The unprecedented consequences deriving from the COVID-19 pandemic impact heavily on everybody’s working and social life. It has become clear that this health crisis has deepened existing inequalities and increased the risk of exclusion of vulnerable groups while posing manifold challenges to organising democratic processes in the context of social distancing. In some countries, the very adherence to democratic values and their implementation are under attack. This year the International Day of Democracy celebrated on the 15 September, puts democracy during the pandemic crisis in the spotlight recalling the urgency to adopt a responsive approach to COVID-19 without degrading the respect of human rights and the rule of law.  

ETUCE celebrates the International Day of Democracy by calling European governments to protect and promote such common values as tolerance, non-discrimination, equality, solidarity, and respect for human dignity and diversity, while addressing socio-economic inequalities, in particular, access to education, poverty, unemployment, social exclusion, and a growing individualistic focus at the expense of a common and collective approach. The last week tragedy in Greece where fire completely destroyed an over-crowded refugee reception centre Moria leaving 12 000 migrants to sleep in the fields, has shown once again that Europe urgently needs to unite for humanity and solidarity as the main basis of democracy.

ETUCE European Director Susan Flocken underlines: “In these difficult times, people need to be able to rely on democratic values and structures that unite and support them.

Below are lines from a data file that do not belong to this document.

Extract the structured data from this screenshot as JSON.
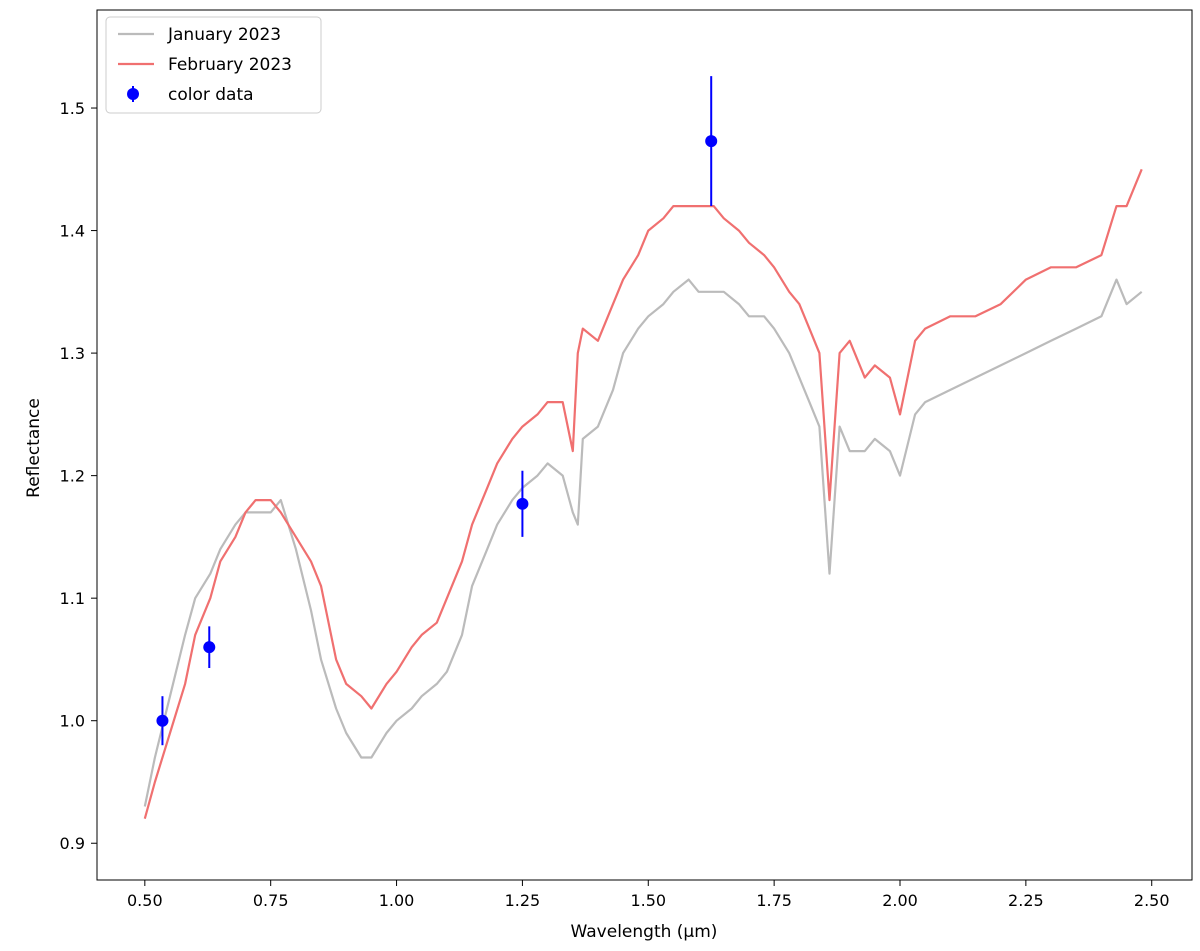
{
  "chart_data": {
    "type": "line",
    "title": "",
    "xlabel": "Wavelength (µm)",
    "ylabel": "Reflectance",
    "xlim": [
      0.405,
      2.58
    ],
    "ylim": [
      0.87,
      1.58
    ],
    "xticks": [
      "0.50",
      "0.75",
      "1.00",
      "1.25",
      "1.50",
      "1.75",
      "2.00",
      "2.25",
      "2.50"
    ],
    "yticks": [
      "0.9",
      "1.0",
      "1.1",
      "1.2",
      "1.3",
      "1.4",
      "1.5"
    ],
    "grid": false,
    "legend_position": "top-left",
    "series": [
      {
        "name": "January 2023",
        "color": "#bbbbbb",
        "kind": "line",
        "x": [
          0.5,
          0.52,
          0.55,
          0.58,
          0.6,
          0.63,
          0.65,
          0.68,
          0.7,
          0.72,
          0.75,
          0.77,
          0.8,
          0.83,
          0.85,
          0.88,
          0.9,
          0.93,
          0.95,
          0.98,
          1.0,
          1.03,
          1.05,
          1.08,
          1.1,
          1.13,
          1.15,
          1.18,
          1.2,
          1.23,
          1.25,
          1.28,
          1.3,
          1.33,
          1.35,
          1.36,
          1.37,
          1.4,
          1.43,
          1.45,
          1.48,
          1.5,
          1.53,
          1.55,
          1.58,
          1.6,
          1.63,
          1.65,
          1.68,
          1.7,
          1.73,
          1.75,
          1.78,
          1.8,
          1.82,
          1.84,
          1.86,
          1.88,
          1.9,
          1.93,
          1.95,
          1.98,
          2.0,
          2.03,
          2.05,
          2.1,
          2.15,
          2.2,
          2.25,
          2.3,
          2.35,
          2.4,
          2.43,
          2.45,
          2.48
        ],
        "y": [
          0.93,
          0.97,
          1.02,
          1.07,
          1.1,
          1.12,
          1.14,
          1.16,
          1.17,
          1.17,
          1.17,
          1.18,
          1.14,
          1.09,
          1.05,
          1.01,
          0.99,
          0.97,
          0.97,
          0.99,
          1.0,
          1.01,
          1.02,
          1.03,
          1.04,
          1.07,
          1.11,
          1.14,
          1.16,
          1.18,
          1.19,
          1.2,
          1.21,
          1.2,
          1.17,
          1.16,
          1.23,
          1.24,
          1.27,
          1.3,
          1.32,
          1.33,
          1.34,
          1.35,
          1.36,
          1.35,
          1.35,
          1.35,
          1.34,
          1.33,
          1.33,
          1.32,
          1.3,
          1.28,
          1.26,
          1.24,
          1.12,
          1.24,
          1.22,
          1.22,
          1.23,
          1.22,
          1.2,
          1.25,
          1.26,
          1.27,
          1.28,
          1.29,
          1.3,
          1.31,
          1.32,
          1.33,
          1.36,
          1.34,
          1.35
        ]
      },
      {
        "name": "February 2023",
        "color": "#f07070",
        "kind": "line",
        "x": [
          0.5,
          0.52,
          0.55,
          0.58,
          0.6,
          0.63,
          0.65,
          0.68,
          0.7,
          0.72,
          0.75,
          0.77,
          0.8,
          0.83,
          0.85,
          0.88,
          0.9,
          0.93,
          0.95,
          0.98,
          1.0,
          1.03,
          1.05,
          1.08,
          1.1,
          1.13,
          1.15,
          1.18,
          1.2,
          1.23,
          1.25,
          1.28,
          1.3,
          1.33,
          1.35,
          1.36,
          1.37,
          1.4,
          1.43,
          1.45,
          1.48,
          1.5,
          1.53,
          1.55,
          1.58,
          1.6,
          1.63,
          1.65,
          1.68,
          1.7,
          1.73,
          1.75,
          1.78,
          1.8,
          1.82,
          1.84,
          1.86,
          1.88,
          1.9,
          1.93,
          1.95,
          1.98,
          2.0,
          2.03,
          2.05,
          2.1,
          2.15,
          2.2,
          2.25,
          2.3,
          2.35,
          2.4,
          2.43,
          2.45,
          2.48
        ],
        "y": [
          0.92,
          0.95,
          0.99,
          1.03,
          1.07,
          1.1,
          1.13,
          1.15,
          1.17,
          1.18,
          1.18,
          1.17,
          1.15,
          1.13,
          1.11,
          1.05,
          1.03,
          1.02,
          1.01,
          1.03,
          1.04,
          1.06,
          1.07,
          1.08,
          1.1,
          1.13,
          1.16,
          1.19,
          1.21,
          1.23,
          1.24,
          1.25,
          1.26,
          1.26,
          1.22,
          1.3,
          1.32,
          1.31,
          1.34,
          1.36,
          1.38,
          1.4,
          1.41,
          1.42,
          1.42,
          1.42,
          1.42,
          1.41,
          1.4,
          1.39,
          1.38,
          1.37,
          1.35,
          1.34,
          1.32,
          1.3,
          1.18,
          1.3,
          1.31,
          1.28,
          1.29,
          1.28,
          1.25,
          1.31,
          1.32,
          1.33,
          1.33,
          1.34,
          1.36,
          1.37,
          1.37,
          1.38,
          1.42,
          1.42,
          1.45
        ]
      }
    ],
    "points": {
      "name": "color data",
      "color": "#0000ff",
      "kind": "errorbar",
      "x": [
        0.535,
        0.628,
        1.25,
        1.625
      ],
      "y": [
        1.0,
        1.06,
        1.177,
        1.473
      ],
      "yerr": [
        0.02,
        0.017,
        0.027,
        0.053
      ]
    }
  }
}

It is crucial for everybody to be and feel included. Citizen’s voice must be heard and respected. Quality inclusive education with a holistic perspective based on an attractive teaching profession and democratic governance, is one of the keys to Europe overcoming the crisis and heading to a more sustainable future”. 

In its recent Statement on the European Democracy Action Plan, ETUCE highlights the crucial role of education in preparing critically thinking and active citizens, as well as in providing a sense of belonging and opportunities for active participation for all despite of their background. However, achieving these goals requires not only clear guidelines and frameworks on democratic citizenship education, but also sustainable public funding, prepared, supported and well-equipped teachers, and a strong social dialogue with education trade unions at European, national and institutional level.

On the International Day of Democracy, the European Parliament together with governments and non-governmental organisations organises three days of workshop and events to analyse the impact of the COVID-19 crisis on democracy.